If so, what happens if multiple drivers mark the same region with different ioremap options?

Are there any official materials on this matter that I can relate to?

Black Belt

1. A "MOV" instruction from any uncached memory region puts the data in the target register that you named in the MOV instruction.   I don't think there is any reason to believe that the data ever moves "through" the caches -- that would displace cached data, which would be undesirable.  Many/most of the data paths are likely the same, but that is an implementation detail that is going to be much harder to observe, since uncached accesses don't overlap with any other memory accesses.

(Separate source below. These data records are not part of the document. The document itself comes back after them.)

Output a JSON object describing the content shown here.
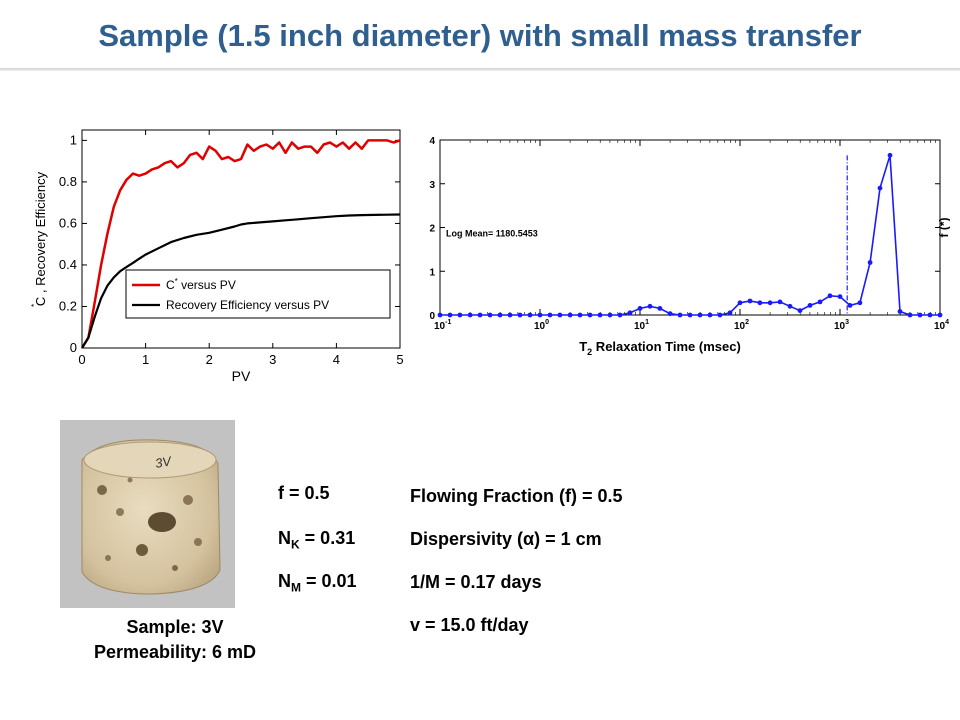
{
  "slide": {
    "title": "Sample (1.5 inch diameter) with small mass transfer"
  },
  "sample": {
    "id_label": "Sample: 3V",
    "permeability_label": "Permeability: 6 mD",
    "photo_text": "3V"
  },
  "params_left": {
    "f": "f = 0.5",
    "nk_main": "N",
    "nk_sub": "K",
    "nk_value": " = 0.31",
    "nm_main": "N",
    "nm_sub": "M",
    "nm_value": " = 0.01"
  },
  "params_right": {
    "flowing_fraction": "Flowing Fraction (f) = 0.5",
    "dispersivity": "Dispersivity (α) = 1 cm",
    "mass_transfer": "1/M = 0.17 days",
    "velocity": "v  = 15.0 ft/day"
  },
  "colors": {
    "title": "#2f5f8f",
    "red_series": "#e00000",
    "black_series": "#000000",
    "blue_series": "#1a1aff"
  },
  "chart_data": [
    {
      "type": "line",
      "xlabel": "PV",
      "ylabel_star": "*",
      "ylabel": "C , Recovery Efficiency",
      "xlim": [
        0,
        5
      ],
      "ylim": [
        0,
        1.05
      ],
      "xticks": [
        0,
        1,
        2,
        3,
        4,
        5
      ],
      "yticks": [
        0,
        0.2,
        0.4,
        0.6,
        0.8,
        1
      ],
      "xtick_labels": [
        "0",
        "1",
        "2",
        "3",
        "4",
        "5"
      ],
      "ytick_labels": [
        "0",
        "0.2",
        "0.4",
        "0.6",
        "0.8",
        "1"
      ],
      "legend_placement": "bottom-right",
      "series": [
        {
          "name": "C* versus PV",
          "legend_main": "C",
          "legend_sup": "*",
          "legend_rest": " versus PV",
          "color": "#e00000",
          "x": [
            0,
            0.1,
            0.2,
            0.3,
            0.4,
            0.5,
            0.6,
            0.7,
            0.8,
            0.9,
            1.0,
            1.1,
            1.2,
            1.3,
            1.4,
            1.5,
            1.6,
            1.7,
            1.8,
            1.9,
            2.0,
            2.1,
            2.2,
            2.3,
            2.4,
            2.5,
            2.6,
            2.7,
            2.8,
            2.9,
            3.0,
            3.1,
            3.2,
            3.3,
            3.4,
            3.5,
            3.6,
            3.7,
            3.8,
            3.9,
            4.0,
            4.1,
            4.2,
            4.3,
            4.4,
            4.5,
            4.6,
            4.7,
            4.8,
            4.9,
            5.0
          ],
          "y": [
            0,
            0.05,
            0.22,
            0.4,
            0.55,
            0.68,
            0.76,
            0.81,
            0.84,
            0.83,
            0.84,
            0.86,
            0.87,
            0.89,
            0.9,
            0.87,
            0.89,
            0.93,
            0.94,
            0.91,
            0.97,
            0.95,
            0.91,
            0.92,
            0.9,
            0.91,
            0.98,
            0.95,
            0.97,
            0.98,
            0.96,
            0.99,
            0.94,
            0.99,
            0.96,
            0.97,
            0.97,
            0.94,
            0.98,
            0.99,
            0.97,
            0.99,
            0.96,
            0.99,
            0.96,
            1.0,
            1.0,
            1.0,
            1.0,
            0.99,
            1.0
          ]
        },
        {
          "name": "Recovery Efficiency versus PV",
          "color": "#000000",
          "x": [
            0,
            0.1,
            0.2,
            0.3,
            0.4,
            0.5,
            0.6,
            0.7,
            0.8,
            0.9,
            1.0,
            1.2,
            1.4,
            1.6,
            1.8,
            2.0,
            2.2,
            2.4,
            2.5,
            2.6,
            2.8,
            3.0,
            3.2,
            3.4,
            3.6,
            3.8,
            4.0,
            4.2,
            4.4,
            4.6,
            4.8,
            5.0
          ],
          "y": [
            0,
            0.05,
            0.15,
            0.24,
            0.3,
            0.34,
            0.37,
            0.39,
            0.41,
            0.43,
            0.45,
            0.48,
            0.51,
            0.53,
            0.545,
            0.555,
            0.57,
            0.585,
            0.595,
            0.6,
            0.605,
            0.61,
            0.615,
            0.62,
            0.625,
            0.63,
            0.635,
            0.638,
            0.64,
            0.641,
            0.642,
            0.643
          ]
        }
      ]
    },
    {
      "type": "line",
      "xscale": "log",
      "xlabel": "T",
      "xlabel_sub": "2",
      "xlabel_rest": " Relaxation Time (msec)",
      "ylabel": "f (*)",
      "xlim": [
        0.1,
        10000
      ],
      "ylim": [
        0,
        4
      ],
      "ytick_labels": [
        "0",
        "1",
        "2",
        "3",
        "4"
      ],
      "xtick_base": "10",
      "xtick_exps": [
        "-1",
        "0",
        "1",
        "2",
        "3",
        "4"
      ],
      "annotation": "Log Mean= 1180.5453",
      "vline_x": 1180.5453,
      "series": [
        {
          "color": "#1a1aff",
          "x": [
            0.1,
            0.126,
            0.158,
            0.2,
            0.251,
            0.316,
            0.398,
            0.501,
            0.631,
            0.794,
            1,
            1.26,
            1.58,
            2,
            2.51,
            3.16,
            3.98,
            5.01,
            6.31,
            7.94,
            10,
            12.6,
            15.8,
            20,
            25.1,
            31.6,
            39.8,
            50.1,
            63.1,
            79.4,
            100,
            126,
            158,
            200,
            251,
            316,
            398,
            501,
            631,
            794,
            1000,
            1260,
            1580,
            2000,
            2510,
            3160,
            3980,
            5010,
            6310,
            7940,
            10000
          ],
          "y": [
            0,
            0,
            0,
            0,
            0,
            0,
            0,
            0,
            0,
            0,
            0,
            0,
            0,
            0,
            0,
            0,
            0,
            0,
            0,
            0.05,
            0.15,
            0.2,
            0.15,
            0.03,
            0,
            0,
            0,
            0,
            0,
            0.05,
            0.28,
            0.32,
            0.28,
            0.28,
            0.3,
            0.2,
            0.1,
            0.22,
            0.3,
            0.44,
            0.42,
            0.22,
            0.28,
            1.2,
            2.9,
            3.65,
            0.08,
            0,
            0,
            0,
            0
          ]
        }
      ]
    }
  ]
}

2. MTRR's can be modified on a live system (assuming the BIOS has not locked them?), but this has to be done carefully.  MTRR's are described in Section 11.11 of Volume 3 of the Intel Architectures SW Developer's Manual, with Section 11.11.18 addressing specific issues related to maintaining MTRR consistency in multiprocessor systems.   I don't know if Linux automagically supports these rules for changing MTRRs.

The "effective memory type" is based on the memory type specified by the MTRR (Section 11.11), the memory type specified by the PAT (Section 11.12), and the memory type specified by the PCD and PWT bits in the page tables (Section 4.5 "4-Level Paging").   Tables 11-7 and 11-11 describe how these three sources are combined to produce an effective memory type.   I have only played with these features a little bit, and mostly stick with the simple cases of UC and WC for PCIe BAR regions.